The information contained herein is not for publication or distribution,
directly or indirectly, in or into the United States, Canada, Australia, Hong
Kong, South Africa or Japan.  These written materials do not constitute an
offer of securities for sale in the United States, nor may the securities be
offered or sold in the United States absent registration or an exemption from
registration as provided in the U.S. Securities Act of 1933, as amended, and
the rules and regulations thereunder.  There is no intention to register any
portion of the offering in the United States or to conduct a public offering of
securities in the United States. 

The issue, exercise or sale of securities in the offering are subject to
specific legal or regulatory restrictions in certain jurisdictions. The Company
and SEB Enskilda Corporate Finance Oy Ab assume no responsibility in the event
there is a violation by any person of such restrictions. 

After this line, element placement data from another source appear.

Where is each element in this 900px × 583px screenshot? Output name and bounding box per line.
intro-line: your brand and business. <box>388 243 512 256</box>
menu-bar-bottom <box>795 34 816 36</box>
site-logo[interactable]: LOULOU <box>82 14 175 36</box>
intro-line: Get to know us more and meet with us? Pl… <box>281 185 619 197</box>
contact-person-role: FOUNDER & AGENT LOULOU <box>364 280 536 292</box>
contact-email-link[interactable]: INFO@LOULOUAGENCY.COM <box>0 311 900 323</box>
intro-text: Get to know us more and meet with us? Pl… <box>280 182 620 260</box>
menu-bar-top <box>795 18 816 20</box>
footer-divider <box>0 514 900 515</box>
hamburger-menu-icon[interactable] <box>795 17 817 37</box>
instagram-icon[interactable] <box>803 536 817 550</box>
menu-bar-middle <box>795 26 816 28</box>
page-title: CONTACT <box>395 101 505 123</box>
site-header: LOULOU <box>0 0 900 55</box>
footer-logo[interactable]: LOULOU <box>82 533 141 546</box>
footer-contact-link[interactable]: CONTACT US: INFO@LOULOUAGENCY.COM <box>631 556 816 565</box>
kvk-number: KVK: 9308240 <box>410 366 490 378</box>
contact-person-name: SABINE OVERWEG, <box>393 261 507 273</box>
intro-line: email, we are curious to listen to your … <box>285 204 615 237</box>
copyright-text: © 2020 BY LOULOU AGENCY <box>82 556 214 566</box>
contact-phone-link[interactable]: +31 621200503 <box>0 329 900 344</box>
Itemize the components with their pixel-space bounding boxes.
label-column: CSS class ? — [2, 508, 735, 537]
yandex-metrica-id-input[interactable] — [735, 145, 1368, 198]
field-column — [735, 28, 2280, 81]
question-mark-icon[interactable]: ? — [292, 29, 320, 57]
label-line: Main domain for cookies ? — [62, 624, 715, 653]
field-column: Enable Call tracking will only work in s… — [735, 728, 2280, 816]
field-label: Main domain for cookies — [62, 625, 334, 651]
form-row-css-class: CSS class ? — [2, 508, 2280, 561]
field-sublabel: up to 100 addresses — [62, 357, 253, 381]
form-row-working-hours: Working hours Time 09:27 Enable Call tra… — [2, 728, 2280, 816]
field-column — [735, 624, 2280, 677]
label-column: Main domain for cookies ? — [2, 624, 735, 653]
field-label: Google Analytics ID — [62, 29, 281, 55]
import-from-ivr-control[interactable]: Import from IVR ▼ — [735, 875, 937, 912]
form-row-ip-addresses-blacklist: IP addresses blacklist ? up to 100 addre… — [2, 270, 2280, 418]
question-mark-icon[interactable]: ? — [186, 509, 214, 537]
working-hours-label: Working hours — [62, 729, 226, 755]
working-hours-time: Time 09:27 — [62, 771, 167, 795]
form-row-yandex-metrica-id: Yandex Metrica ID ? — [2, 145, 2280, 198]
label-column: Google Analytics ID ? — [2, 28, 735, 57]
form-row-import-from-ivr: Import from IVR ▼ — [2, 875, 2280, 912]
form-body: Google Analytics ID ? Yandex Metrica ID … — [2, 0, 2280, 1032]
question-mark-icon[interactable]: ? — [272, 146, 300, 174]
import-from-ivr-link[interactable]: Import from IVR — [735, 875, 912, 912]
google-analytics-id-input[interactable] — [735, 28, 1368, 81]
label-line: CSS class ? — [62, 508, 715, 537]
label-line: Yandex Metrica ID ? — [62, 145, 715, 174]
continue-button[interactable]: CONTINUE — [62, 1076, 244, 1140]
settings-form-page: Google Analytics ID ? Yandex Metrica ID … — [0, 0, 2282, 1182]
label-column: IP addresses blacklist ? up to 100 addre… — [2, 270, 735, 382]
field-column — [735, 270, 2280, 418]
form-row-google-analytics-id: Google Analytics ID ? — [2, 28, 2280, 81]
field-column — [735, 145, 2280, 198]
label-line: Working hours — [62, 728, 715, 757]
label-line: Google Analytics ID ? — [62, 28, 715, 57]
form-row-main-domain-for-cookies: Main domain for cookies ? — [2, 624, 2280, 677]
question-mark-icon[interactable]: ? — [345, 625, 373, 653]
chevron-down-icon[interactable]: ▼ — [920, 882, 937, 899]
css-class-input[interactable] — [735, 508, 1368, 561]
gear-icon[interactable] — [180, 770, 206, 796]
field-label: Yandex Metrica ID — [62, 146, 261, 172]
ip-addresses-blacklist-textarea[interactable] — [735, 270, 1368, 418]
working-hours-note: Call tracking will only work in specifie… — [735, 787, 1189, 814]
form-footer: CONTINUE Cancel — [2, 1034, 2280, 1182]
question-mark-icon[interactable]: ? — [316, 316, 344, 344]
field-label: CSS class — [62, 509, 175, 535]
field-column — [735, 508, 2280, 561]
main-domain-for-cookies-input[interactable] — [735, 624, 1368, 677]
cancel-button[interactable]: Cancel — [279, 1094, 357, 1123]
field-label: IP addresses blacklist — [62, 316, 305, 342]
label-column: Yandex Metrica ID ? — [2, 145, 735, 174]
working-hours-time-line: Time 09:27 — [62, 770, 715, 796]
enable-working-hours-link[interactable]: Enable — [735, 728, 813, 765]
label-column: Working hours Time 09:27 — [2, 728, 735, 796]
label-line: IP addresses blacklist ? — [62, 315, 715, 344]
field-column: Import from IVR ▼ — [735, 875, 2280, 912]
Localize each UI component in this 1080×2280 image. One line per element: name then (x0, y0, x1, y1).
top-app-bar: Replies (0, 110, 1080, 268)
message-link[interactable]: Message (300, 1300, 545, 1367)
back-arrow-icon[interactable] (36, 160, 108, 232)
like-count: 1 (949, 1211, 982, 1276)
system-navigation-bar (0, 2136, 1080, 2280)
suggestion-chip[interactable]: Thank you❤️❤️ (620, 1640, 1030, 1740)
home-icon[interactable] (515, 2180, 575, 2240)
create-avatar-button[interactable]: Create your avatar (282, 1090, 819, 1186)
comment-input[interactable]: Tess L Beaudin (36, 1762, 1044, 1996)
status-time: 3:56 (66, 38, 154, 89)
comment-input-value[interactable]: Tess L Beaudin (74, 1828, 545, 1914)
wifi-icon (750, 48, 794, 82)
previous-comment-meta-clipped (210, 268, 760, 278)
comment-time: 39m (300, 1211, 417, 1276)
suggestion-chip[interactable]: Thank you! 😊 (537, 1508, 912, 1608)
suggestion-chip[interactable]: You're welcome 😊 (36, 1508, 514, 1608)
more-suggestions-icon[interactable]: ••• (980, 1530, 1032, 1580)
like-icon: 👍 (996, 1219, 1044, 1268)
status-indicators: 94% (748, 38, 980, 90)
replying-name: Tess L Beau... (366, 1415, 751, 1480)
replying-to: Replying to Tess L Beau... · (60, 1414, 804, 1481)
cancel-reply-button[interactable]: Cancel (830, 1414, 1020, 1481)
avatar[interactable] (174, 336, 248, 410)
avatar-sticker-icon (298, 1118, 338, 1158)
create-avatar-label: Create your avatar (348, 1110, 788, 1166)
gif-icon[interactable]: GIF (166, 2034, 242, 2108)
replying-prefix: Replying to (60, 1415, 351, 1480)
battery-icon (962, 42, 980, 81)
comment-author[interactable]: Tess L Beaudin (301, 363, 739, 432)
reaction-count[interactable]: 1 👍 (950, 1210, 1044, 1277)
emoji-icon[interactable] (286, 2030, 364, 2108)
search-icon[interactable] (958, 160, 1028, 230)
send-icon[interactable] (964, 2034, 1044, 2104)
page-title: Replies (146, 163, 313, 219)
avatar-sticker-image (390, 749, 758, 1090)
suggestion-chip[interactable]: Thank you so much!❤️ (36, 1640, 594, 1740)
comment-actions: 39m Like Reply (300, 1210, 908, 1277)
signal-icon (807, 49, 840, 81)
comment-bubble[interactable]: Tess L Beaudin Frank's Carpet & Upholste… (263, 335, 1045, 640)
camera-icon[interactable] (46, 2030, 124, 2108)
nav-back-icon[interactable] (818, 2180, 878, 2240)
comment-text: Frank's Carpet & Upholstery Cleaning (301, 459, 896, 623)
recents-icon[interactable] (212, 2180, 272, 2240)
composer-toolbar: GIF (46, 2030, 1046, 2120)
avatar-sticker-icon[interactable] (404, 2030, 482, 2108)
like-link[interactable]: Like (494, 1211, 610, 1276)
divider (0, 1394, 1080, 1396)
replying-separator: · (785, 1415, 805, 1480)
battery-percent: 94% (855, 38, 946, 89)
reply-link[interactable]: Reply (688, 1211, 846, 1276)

The information contained herein shall not constitute an offer to sell or the
solicitation of an offer to buy, nor shall there be any sale of the securities
referred to herein in any jurisdiction in which such offer, solicitation or
sale would be unlawful prior to registration, exemption from registration or
qualification under the securities laws of any such jurisdiction. Investors
must neither accept any offer for, nor acquire, any securities to which this
document refers, unless they do so on the basis of the information contained in
the applicable prospectus published or offering circular distributed by the
Company. 

The Company has not authorized any offer to the public of securities in any
Member State of the European Economic Area other than Finland. With respect to
each Member State of the European Economic Area other than Finland and which
has implemented the Prospectus Directive (each, a “Relevant Member State”), no
action has been undertaken or will be undertaken to make an offer to the public
of securities requiring publication of a prospectus in any Relevant Member
State. As a result, the securities may only be offered in Relevant Member
States (a) to any legal entity which is a qualified investor as defined in the
Prospectus Directive; or (b) in any other circumstances falling within Article
3(2) of the Prospectus Directive. For the purposes of this paragraph, the
expression an “offer of securities to the public” means the communication in
any form and by any means of sufficient information on the terms of the offer
and the securities to be offered so as to enable an investor to decide to
exercise, purchase or subscribe the securities, as the same may be varied in
that Member State by any measure implementing the Prospectus Directive in that
Member State and the expression “Prospectus Directive” means Directive
2003/71/EC (and amendments thereto, including the 2010 PD Amending Directive,
to the extent implemented in the Relevant Member State), and includes any
relevant implementing measure in the Relevant Member State and the expression
“2010 PD Amending Directive” means Directive 2010/73/EU. 

This communication is directed only at (i) persons who are outside the United
Kingdom or (ii) persons who have professional experience in matters relating to
investments falling within Article 19(5) of the Financial Services and Markets
Act 2000 (Financial Promotion) Order 2005 (the “Order”) and (iii) high net
worth entities, and other persons to whom it may lawfully be communicated,
falling within Article 49(2) of the Order (all such persons together being
referred to as “relevant persons”).  Any investment activity to which this
communication relates will only be available to and will only be engaged with,
relevant persons. Any person who is not a relevant person should not act or
rely on this document or any of its contents.